As he watched, a giant bubble of methane gas formed on the watery surface of the pit, expanded and dissipated
in a silent gooey pop.
“Disrespectful, tossing the Arlen kid in that muck,” Jonesy said reflectively.
“Homicide’s disrespectful,” Matt replied.
Benedict Arlen lived in a white stucco Spanish colonial revival-style mansion in Mandeville Canyon. The house was surrounded by twenty acres of palm trees and hedges and flowering Mediterranean plants. Two bison, clearly pets, ambled contently past the large tiled fountains.
A butler who must have been dragged out of retirement—or possibly eternity—when the regular guy enlisted met them at the carved wooden doors and did his unsteady best to run interference.
Matt left Jonesy to deal with the majordomo, and he proceeded along the tiled hallway lined with paintings of the Old West by Charlie Russell, until he came to a room and heard voices behind a half-open door.
“You’re wrong, Nathan,” a man was saying in a querulous voice. “I tell you, Philip is perfectly all right.”

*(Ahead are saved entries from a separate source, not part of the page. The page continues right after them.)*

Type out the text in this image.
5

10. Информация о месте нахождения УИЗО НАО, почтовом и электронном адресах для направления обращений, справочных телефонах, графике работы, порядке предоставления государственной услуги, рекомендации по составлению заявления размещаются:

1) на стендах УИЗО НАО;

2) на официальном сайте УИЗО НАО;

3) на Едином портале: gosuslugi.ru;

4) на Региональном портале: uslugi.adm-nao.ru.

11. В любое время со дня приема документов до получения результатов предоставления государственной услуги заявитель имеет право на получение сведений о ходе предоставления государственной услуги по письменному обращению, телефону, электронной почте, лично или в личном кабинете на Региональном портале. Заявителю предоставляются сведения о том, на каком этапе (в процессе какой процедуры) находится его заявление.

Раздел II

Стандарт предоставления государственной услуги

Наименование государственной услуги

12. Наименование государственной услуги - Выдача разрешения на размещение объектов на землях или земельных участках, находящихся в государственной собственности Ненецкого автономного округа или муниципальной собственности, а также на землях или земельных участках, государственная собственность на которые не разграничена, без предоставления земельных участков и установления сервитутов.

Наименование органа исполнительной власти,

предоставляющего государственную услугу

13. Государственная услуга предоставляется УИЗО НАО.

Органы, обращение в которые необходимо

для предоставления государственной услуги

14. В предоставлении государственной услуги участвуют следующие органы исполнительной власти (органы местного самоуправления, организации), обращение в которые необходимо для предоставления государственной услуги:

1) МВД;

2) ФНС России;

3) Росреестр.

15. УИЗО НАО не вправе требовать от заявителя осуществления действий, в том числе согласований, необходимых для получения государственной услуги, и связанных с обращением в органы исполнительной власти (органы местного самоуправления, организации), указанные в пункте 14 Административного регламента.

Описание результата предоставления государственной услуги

Matt couldn’t hear the answer, just the quiet murmur of words, but he had the disquieted feeling he knew that voice. He pushed open the door on to a room with a Gothic ceiling and leaded windows with iron grilles. There were vibrant Indian rugs on the floor and lots of heavy, dark Spanish furniture. Oil paintings by Frederic Remington decorated the white walls, and bronze sculptures of bronco busters and buffalo hunters topped the tables.
Benedict Arlen sat on a long velvet-covered sofa next to a giant fireplace in natural stone. A captain-of-industry portrait of him hung over the fireplace—he didn’t do it justice. He was a frail-looking man in a plum-colored smoking jacket. He had a beaky nose and thin white hair.